Мать тоже заплакала, и синие глаза ее сразу стали тусклые, потеряли много красоты.
— О чем вы? — заволновался Павел, тревожно переводя взгляд с мамы на бабушку.
— Это все приворожки, маманя, — не отвечая сыну, всхлипнула Марфа Ефимовна. — Не иначе, присушила его эта тихоня…
У Павла над верхней губой сразу выступили крупные капли пота, и он спросил:
— Какая тихоня, мама?
— Тебе лучше знать, ты по больницам бегаешь.
Павел опустился на койку, будто ему подрубили ноги, сжал челюсти так, что онемели зубы. Спросил, не поднимая головы:
— Откуда знаете, мама?
— Земля речами полнится. Вот и к нам слух прокрался.
Павел пристально посмотрел на мать и бабушку, сказал, стараясь унять дрожь в руках:
— Нехорошо это, бабушка. И вам, мама, не к лицу.
— Набубнил бог знает что! — нахмурилась Марфа Ефимовна. — Чем это мы тебе не по вкусу пришлись?
— Зачем выпытывали? — тоже нахмурился Павел. — Я и сам скажу, когда время придет.
— Вот и скажи, выставь свою глупость напоказ.
— Какая же глупость? — стараясь скрыть раздражение, проговорил Павел. — И вы батю любили. Что ж меня не поймете?
— Экая слепота страсти, — покачала головой бабушка. — Или мы враги тебе, или нехристи?

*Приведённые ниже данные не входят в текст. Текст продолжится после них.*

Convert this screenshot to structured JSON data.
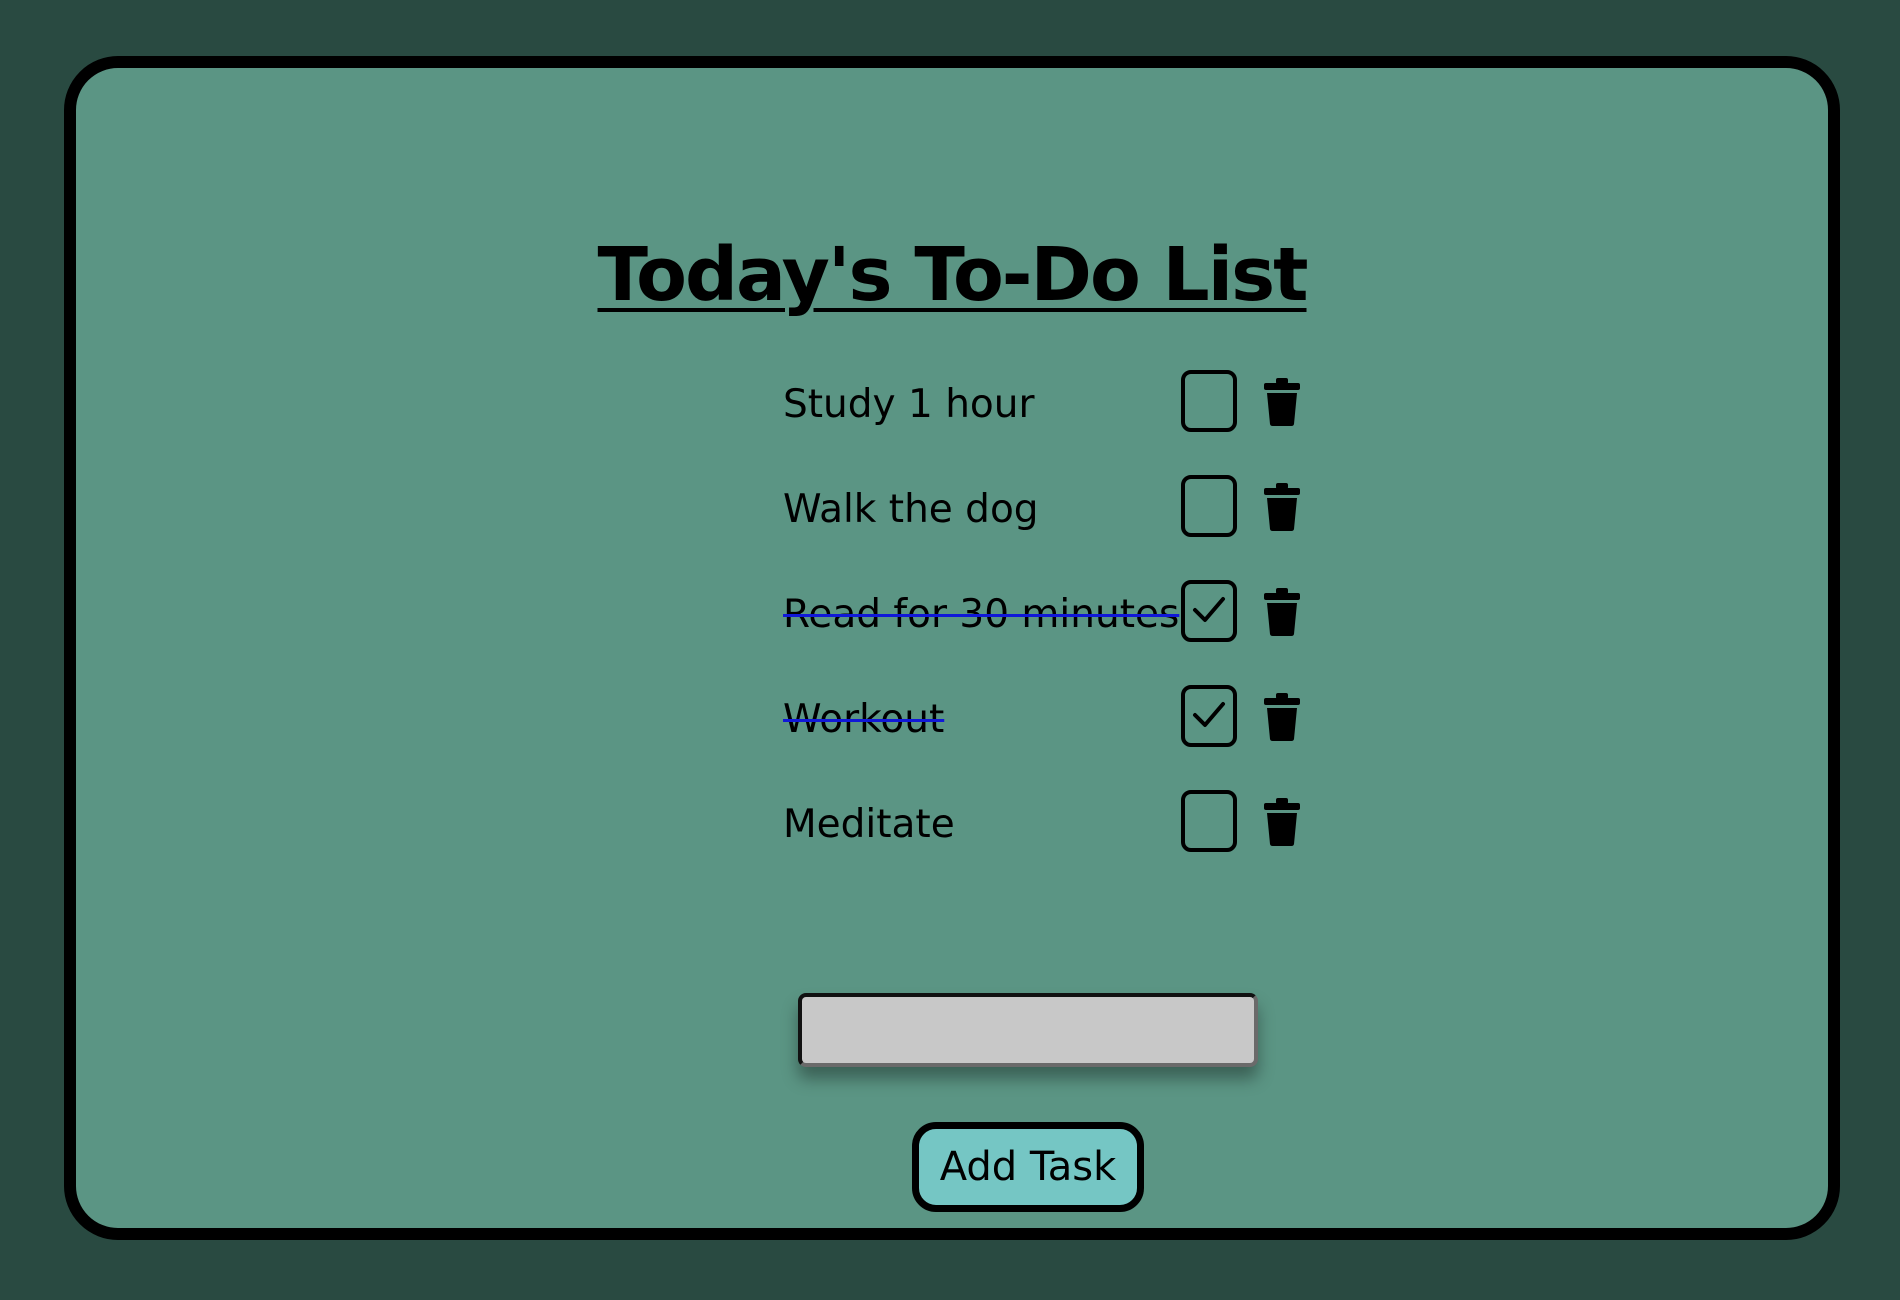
{
  "app": {
    "title": "Today's To-Do List"
  },
  "tasks": [
    {
      "text": "Study 1 hour",
      "completed": false
    },
    {
      "text": "Walk the dog",
      "completed": false
    },
    {
      "text": "Read for 30 minutes",
      "completed": true
    },
    {
      "text": "Workout",
      "completed": true
    },
    {
      "text": "Meditate",
      "completed": false
    }
  ],
  "new_task": {
    "value": "",
    "placeholder": ""
  },
  "add_button": {
    "label": "Add Task"
  },
  "icons": {
    "checkbox": "checkbox-icon",
    "checkmark": "checkmark-icon",
    "delete": "trash-icon"
  },
  "colors": {
    "background": "#294a41",
    "card": "#5b9584",
    "card_border": "#000000",
    "strikethrough": "#1018d8",
    "input_background": "#c8c8c8",
    "button_background": "#75c6c4"
  }
}
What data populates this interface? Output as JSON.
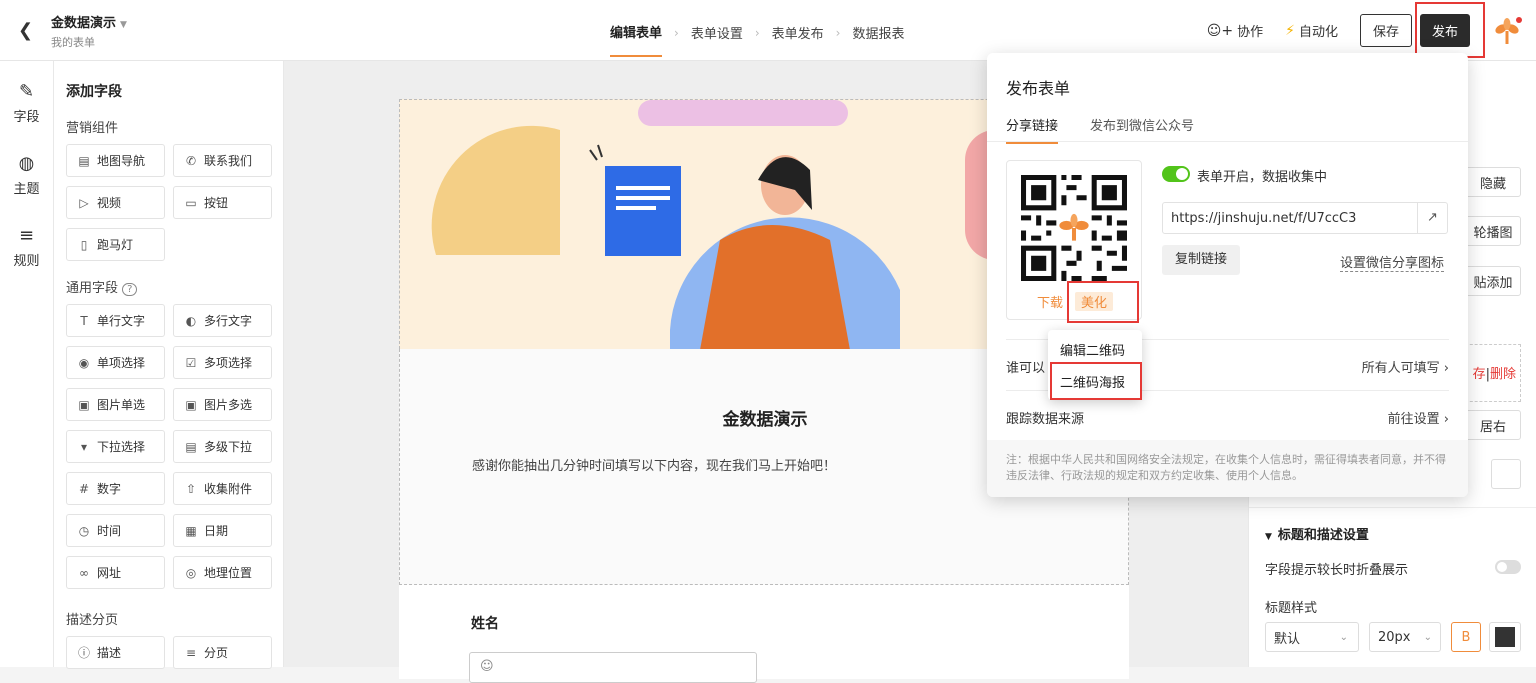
{
  "header": {
    "back_icon": "chevron-left-icon",
    "title": "金数据演示",
    "subtitle": "我的表单",
    "steps": [
      "编辑表单",
      "表单设置",
      "表单发布",
      "数据报表"
    ],
    "collab": "协作",
    "automation": "自动化",
    "save": "保存",
    "publish": "发布"
  },
  "leftnav": {
    "fields": "字段",
    "theme": "主题",
    "rules": "规则"
  },
  "fields": {
    "title": "添加字段",
    "marketing_title": "营销组件",
    "marketing": [
      "地图导航",
      "联系我们",
      "视频",
      "按钮",
      "跑马灯"
    ],
    "common_title": "通用字段",
    "common": [
      "单行文字",
      "多行文字",
      "单项选择",
      "多项选择",
      "图片单选",
      "图片多选",
      "下拉选择",
      "多级下拉",
      "数字",
      "收集附件",
      "时间",
      "日期",
      "网址",
      "地理位置"
    ],
    "desc_title": "描述分页",
    "desc": [
      "描述",
      "分页"
    ]
  },
  "form": {
    "title": "金数据演示",
    "description": "感谢你能抽出几分钟时间填写以下内容，现在我们马上开始吧！",
    "question": "姓名"
  },
  "rightpanel": {
    "hide": "隐藏",
    "carousel": "轮播图",
    "paste_add": "贴添加",
    "delete_hint": "存",
    "delete": "删除",
    "align_right": "居右",
    "title_section": "标题和描述设置",
    "collapse": "字段提示较长时折叠展示",
    "title_style": "标题样式",
    "style_default": "默认",
    "size": "20px",
    "bold": "B"
  },
  "popup": {
    "title": "发布表单",
    "tab_share": "分享链接",
    "tab_wechat": "发布到微信公众号",
    "toggle_text": "表单开启，数据收集中",
    "link": "https://jinshuju.net/f/U7ccC3",
    "copy": "复制链接",
    "wx_icon": "设置微信分享图标",
    "download": "下载",
    "beautify": "美化",
    "who_label": "谁可以",
    "who_value": "所有人可填写",
    "track_label": "跟踪数据来源",
    "track_value": "前往设置",
    "note": "注：根据中华人民共和国网络安全法规定，在收集个人信息时，需征得填表者同意，并不得违反法律、行政法规的规定和双方约定收集、使用个人信息。"
  },
  "dropdown": {
    "edit_qr": "编辑二维码",
    "qr_poster": "二维码海报"
  },
  "colors": {
    "accent": "#f08c3b",
    "highlight": "#e53935",
    "toggle": "#52c41a"
  }
}
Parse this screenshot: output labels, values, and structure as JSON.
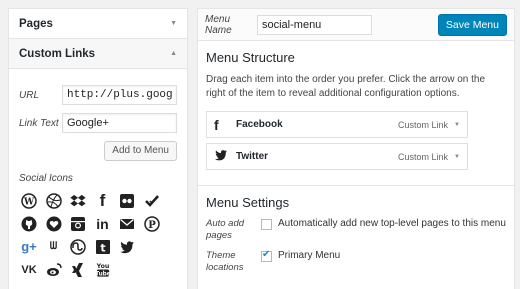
{
  "left": {
    "pages_header": "Pages",
    "custom_links_header": "Custom Links",
    "url_label": "URL",
    "url_value": "http://plus.google.c",
    "link_text_label": "Link Text",
    "link_text_value": "Google+",
    "add_button": "Add to Menu",
    "social_icons_label": "Social Icons",
    "social_icons": [
      "wordpress-icon",
      "dribbble-icon",
      "dropbox-icon",
      "facebook-icon",
      "flickr-icon",
      "foursquare-icon",
      "github-icon",
      "heart-icon",
      "instagram-icon",
      "linkedin-icon",
      "email-icon",
      "pinterest-icon",
      "googleplus-icon",
      "path-icon",
      "stumbleupon-icon",
      "tumblr-icon",
      "twitter-icon",
      "",
      "vk-icon",
      "weibo-icon",
      "xing-icon",
      "youtube-icon",
      "",
      ""
    ]
  },
  "right": {
    "menu_name_label": "Menu Name",
    "menu_name_value": "social-menu",
    "save_button": "Save Menu",
    "structure_title": "Menu Structure",
    "structure_desc": "Drag each item into the order you prefer. Click the arrow on the right of the item to reveal additional configuration options.",
    "items": [
      {
        "title": "Facebook",
        "type": "Custom Link"
      },
      {
        "title": "Twitter",
        "type": "Custom Link"
      }
    ],
    "settings_title": "Menu Settings",
    "auto_add_label": "Auto add pages",
    "auto_add_text": "Automatically add new top-level pages to this menu",
    "theme_locations_label": "Theme locations",
    "primary_menu_text": "Primary Menu",
    "primary_menu_checked": true
  }
}
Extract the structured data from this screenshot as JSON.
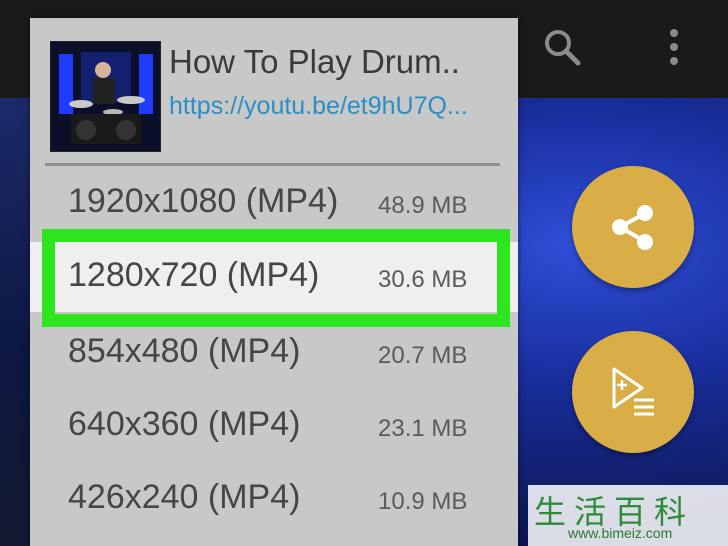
{
  "app": {
    "toolbar": {
      "search_icon": "search-icon",
      "more_icon": "more-vert-icon"
    },
    "video": {
      "title": "How To Play Drum..",
      "url": "https://youtu.be/et9hU7Q..."
    },
    "formats": [
      {
        "resolution": "1920x1080 (MP4)",
        "size": "48.9 MB",
        "selected": false
      },
      {
        "resolution": "1280x720 (MP4)",
        "size": "30.6 MB",
        "selected": true
      },
      {
        "resolution": "854x480 (MP4)",
        "size": "20.7 MB",
        "selected": false
      },
      {
        "resolution": "640x360 (MP4)",
        "size": "23.1 MB",
        "selected": false
      },
      {
        "resolution": "426x240 (MP4)",
        "size": "10.9 MB",
        "selected": false
      }
    ],
    "fabs": {
      "share_icon": "share-icon",
      "playlist_add_icon": "playlist-add-icon"
    },
    "colors": {
      "panel_bg": "#c8c8c8",
      "selected_row_bg": "#efefef",
      "highlight_border": "#2ee61f",
      "fab_color": "#d9ae46",
      "url_color": "#2a8fc4"
    }
  },
  "watermark": {
    "chinese": "生活百科",
    "url": "www.bimeiz.com"
  }
}
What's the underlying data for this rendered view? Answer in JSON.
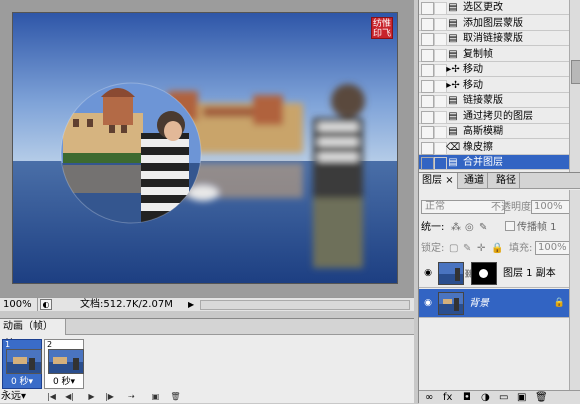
{
  "canvas": {
    "seal_text": "纺惟\n印飞",
    "zoom": "100%",
    "doc_info": "文档:512.7K/2.07M",
    "status_arrow": "▶"
  },
  "animation": {
    "tab_label": "动画（帧）",
    "frames": [
      {
        "number": "1",
        "delay": "0 秒▾",
        "selected": true
      },
      {
        "number": "2",
        "delay": "0 秒▾",
        "selected": false
      }
    ],
    "loop": "永远",
    "loop_arrow": "▾",
    "toolbar_icons": [
      "|◀",
      "◀|",
      "▶",
      "|▶",
      "⇢",
      "▣",
      "🗑"
    ]
  },
  "actions": {
    "items": [
      {
        "label": "选区更改",
        "icon": "document-icon",
        "glyph": "▤",
        "selected": false
      },
      {
        "label": "添加图层蒙版",
        "icon": "document-icon",
        "glyph": "▤",
        "selected": false
      },
      {
        "label": "取消链接蒙版",
        "icon": "document-icon",
        "glyph": "▤",
        "selected": false
      },
      {
        "label": "复制帧",
        "icon": "document-icon",
        "glyph": "▤",
        "selected": false
      },
      {
        "label": "移动",
        "icon": "move-icon",
        "glyph": "▸✢",
        "selected": false
      },
      {
        "label": "移动",
        "icon": "move-icon",
        "glyph": "▸✢",
        "selected": false
      },
      {
        "label": "链接蒙版",
        "icon": "document-icon",
        "glyph": "▤",
        "selected": false
      },
      {
        "label": "通过拷贝的图层",
        "icon": "document-icon",
        "glyph": "▤",
        "selected": false
      },
      {
        "label": "高斯模糊",
        "icon": "document-icon",
        "glyph": "▤",
        "selected": false
      },
      {
        "label": "橡皮擦",
        "icon": "eraser-icon",
        "glyph": "⌫",
        "selected": false
      },
      {
        "label": "合并图层",
        "icon": "document-icon",
        "glyph": "▤",
        "selected": true
      }
    ]
  },
  "layers": {
    "tabs": [
      {
        "label": "图层",
        "close": "×",
        "active": true
      },
      {
        "label": "通道",
        "active": false
      },
      {
        "label": "路径",
        "active": false
      }
    ],
    "blend_mode": "正常",
    "opacity_label": "不透明度:",
    "opacity_value": "100%",
    "unify_label": "统一:",
    "propagate_label": "传播帧 1",
    "lock_label": "锁定:",
    "fill_label": "填充:",
    "fill_value": "100%",
    "items": [
      {
        "name": "图层 1 副本",
        "has_mask": true,
        "selected": false,
        "locked": false
      },
      {
        "name": "背景",
        "has_mask": false,
        "selected": true,
        "locked": true
      }
    ]
  },
  "colors": {
    "selection": "#3264c3",
    "panel_bg": "#ececec",
    "seal_red": "#c8242c"
  }
}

Тоже крещенные.
— Вот и помолились бы за нас, бабушка. Все бы вам легче было.
Старуха подозрительно посмотрела на внука, пожевала впалыми губами, бросила, бледнея от досады:
— С глупостью и богу не сладить. Я уж всем жаловалась — и небу, и людям. Никто не слушает.
Она кивнула на койку Влахова, усмехнулась:
— Мне этот, приезжий, говорил: красивая девка. Тебе, мальчонке, оно и приятно. Ну, хороша на погляденье — что с того? Здоровье-то — вешний лед. Не успеешь ахнуть — стает все. Вот и вдовец. Ладно ли будет?
— И сам кашлять начнешь, — снова заплакала мать.
— Спасибо вам, бабаня, и вам, мама, спасибо, — дрожащими пальцами поджигая папиросу, сказал Павел. — Я теперь вовсе одумался, а то и впрямь затменье нашло. Брошу я ее, больную. И про любовь скажу: врал все!
Он старался выговаривать слова спокойно и отчетливо, но это плохо удавалось, и боялся, что сорвется.
— Зачем вы подлому меня учите, мама?